Zwergenweitwurf – und andere philosophische Übungen

Was geschähe, wenn man das sokratische »Ich weiß, daß ich nichts weiß« in letzter Konsequenz leben wollte? Darf man seinem Chef den Tod wünschen? Stimmt es wirklich, daß sich über Geschmack nicht streiten läßt? Kann man sich selbst belügen? Auf jeweils ein bis zwei Seiten werden Fragen, die jeden von uns in unserer geistigen und ethischen Existenz berühren, in der Anwendung auf konkrete Situationen ausgelotet.
Wie soll man sich gegenüber einer in Australien beliebten Sportart verhalten, dem Zwergenweitwurf, bei dem Kleinwüchsige möglichst weit durch die Luft geschleudert werden? Könnte man als ein freiheitlich denkender Mensch diese Disziplin wirklich mit Hinweis auf die Menschenrechte ächten, da die »Zwerge« sich doch offenbar freiwillig zur Verfügung stellen? In zupackend erzählten Geschichten und Gedankenexperimenten, die Personen in Situationen zeigen, in denen sie eine, wie man es auch dreht, unmoralische Entscheidung treffen müssen, prüft Armando Massarenti die Philosophie auf ihre Alltagstauglichkeit. Insofern handelt es sich um »Übungen«, um eine philosophische Gymnastik, die für den philosophischen Alltag fit macht, müssen wir doch ständig politisch unkorrekt handeln, um größeren Schaden zu vermeiden.

pic

Der Autor versorgt den Leser mit einer lebenstauglichen, philosophischen Grundausstattung, die von wohldosierten Tagesrationen, die jeweils nur ein bis zwei Seiten umfassen, genährt wird. Immer sind es Fragen, auf die jeder schnell eine Antwort parat hat. Ein paar Zeilen weiter gelesen, eröffnen sich neue Aspekte und stellen die vorgefertigte Meinung in Frage. Wunderbar.

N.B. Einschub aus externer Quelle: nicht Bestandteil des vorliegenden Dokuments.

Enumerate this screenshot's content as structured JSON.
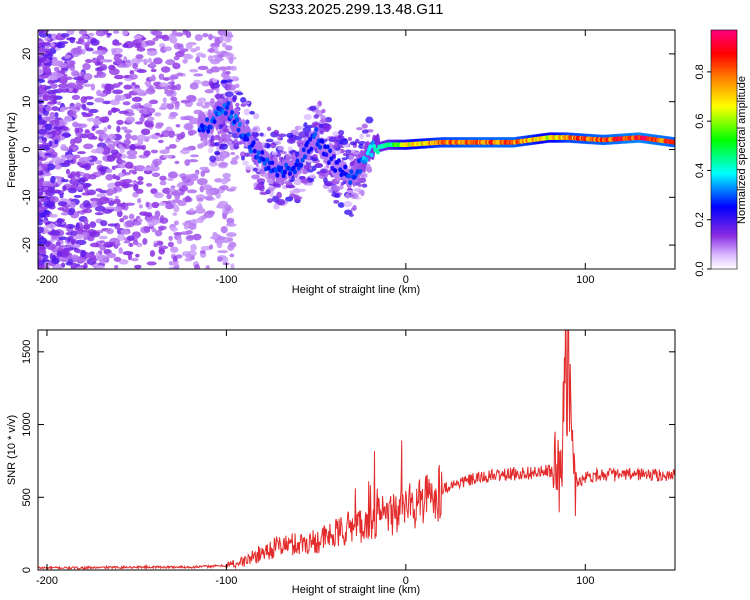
{
  "figure_title": "S233.2025.299.13.48.G11",
  "chart_data": [
    {
      "type": "heatmap",
      "name": "spectrogram",
      "xlabel": "Height of straight line (km)",
      "ylabel": "Frequency (Hz)",
      "xlim": [
        -205,
        150
      ],
      "ylim": [
        -25,
        25
      ],
      "xticks": [
        -200,
        -100,
        0,
        100
      ],
      "yticks": [
        -20,
        -10,
        0,
        10,
        20
      ],
      "colorbar": {
        "label": "Normalized spectral amplitude",
        "range": [
          0,
          0.97
        ],
        "ticks": [
          0.0,
          0.2,
          0.4,
          0.6,
          0.8
        ],
        "tick_labels": [
          "0.0",
          "0.2",
          "0.4",
          "0.6",
          "0.8"
        ],
        "colormap": [
          "#ffffff",
          "#8a2be2",
          "#0000ff",
          "#00ffff",
          "#00ff00",
          "#ffff00",
          "#ff7f00",
          "#ff0000",
          "#ff0080"
        ]
      },
      "description_points": {
        "ridge_x": [
          -110,
          -100,
          -90,
          -80,
          -70,
          -60,
          -50,
          -40,
          -30,
          -20,
          -10,
          0,
          20,
          40,
          60,
          80,
          90,
          110,
          130,
          150
        ],
        "ridge_freq": [
          5,
          9,
          3,
          -2,
          -5,
          -3,
          3,
          -3,
          -6,
          0,
          1,
          1,
          1.5,
          1.5,
          1.5,
          2.5,
          2.5,
          2,
          2.5,
          1.5
        ],
        "ridge_amp": [
          0.3,
          0.35,
          0.3,
          0.3,
          0.3,
          0.3,
          0.3,
          0.25,
          0.3,
          0.4,
          0.5,
          0.7,
          0.85,
          0.9,
          0.9,
          0.7,
          0.85,
          0.9,
          0.95,
          0.9
        ]
      }
    },
    {
      "type": "line",
      "name": "snr",
      "xlabel": "Height of straight line (km)",
      "ylabel": "SNR (10 * v/v)",
      "xlim": [
        -205,
        150
      ],
      "ylim": [
        0,
        1650
      ],
      "xticks": [
        -200,
        -100,
        0,
        100
      ],
      "yticks": [
        0,
        500,
        1000,
        1500
      ],
      "color": "#e32b2b",
      "x": [
        -205,
        -180,
        -150,
        -120,
        -100,
        -90,
        -80,
        -70,
        -60,
        -50,
        -40,
        -30,
        -20,
        -10,
        0,
        10,
        20,
        30,
        40,
        50,
        60,
        70,
        75,
        80,
        85,
        88,
        90,
        92,
        95,
        100,
        110,
        120,
        130,
        140,
        150
      ],
      "values": [
        15,
        15,
        20,
        20,
        30,
        60,
        120,
        170,
        180,
        200,
        240,
        300,
        330,
        380,
        420,
        470,
        560,
        600,
        630,
        650,
        660,
        670,
        670,
        680,
        660,
        1000,
        1600,
        900,
        600,
        640,
        660,
        650,
        660,
        650,
        650
      ]
    }
  ]
}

In unserer reizüberfluteten Welt und einer daraus resultierenden allgemeinen Abgestumpftheit ist dies wahrhaftig ein Kunststück, das in Massarenti einen echten „Meister der kleinen Form“ erkennen lässt.

Umberto Eco schreibt in seinem Vorwort, dass er Massarentis Fähigkeit der Beschränkung bewundere. Normalerweise fällt es Schriftstellern wie Philosophen keineswegs schwer, viele Seiten zu einem Thema zu füllen; jedoch das Zusammenstreichen, die Filtration und Konzentration der Gedanken auf einen Raum von – sagen wir: 2000 Anschlägen, das ist ungleich schwieriger und richtig zeitraubende Arbeit für den Autoren.

Lesen Sie diese Kurztexte täglich – am besten morgens anstelle ihrer Tageszeitung, in der sowieso nichts Vernünftiges steht! Geben Sie Ihrem Verstand lieber frisches Gedankenfutter und „werfen Sie den Zwerg“ Ihrer Vorstellungskraft, so weit Sie nur können.

„Zwergenweitwurf und andere philosophische Übungen“ ist erschienen im Verlag Insel (Suhrkamp).
Für 17,80 Euro gibt´s einen festen Einband mit 205 Seiten.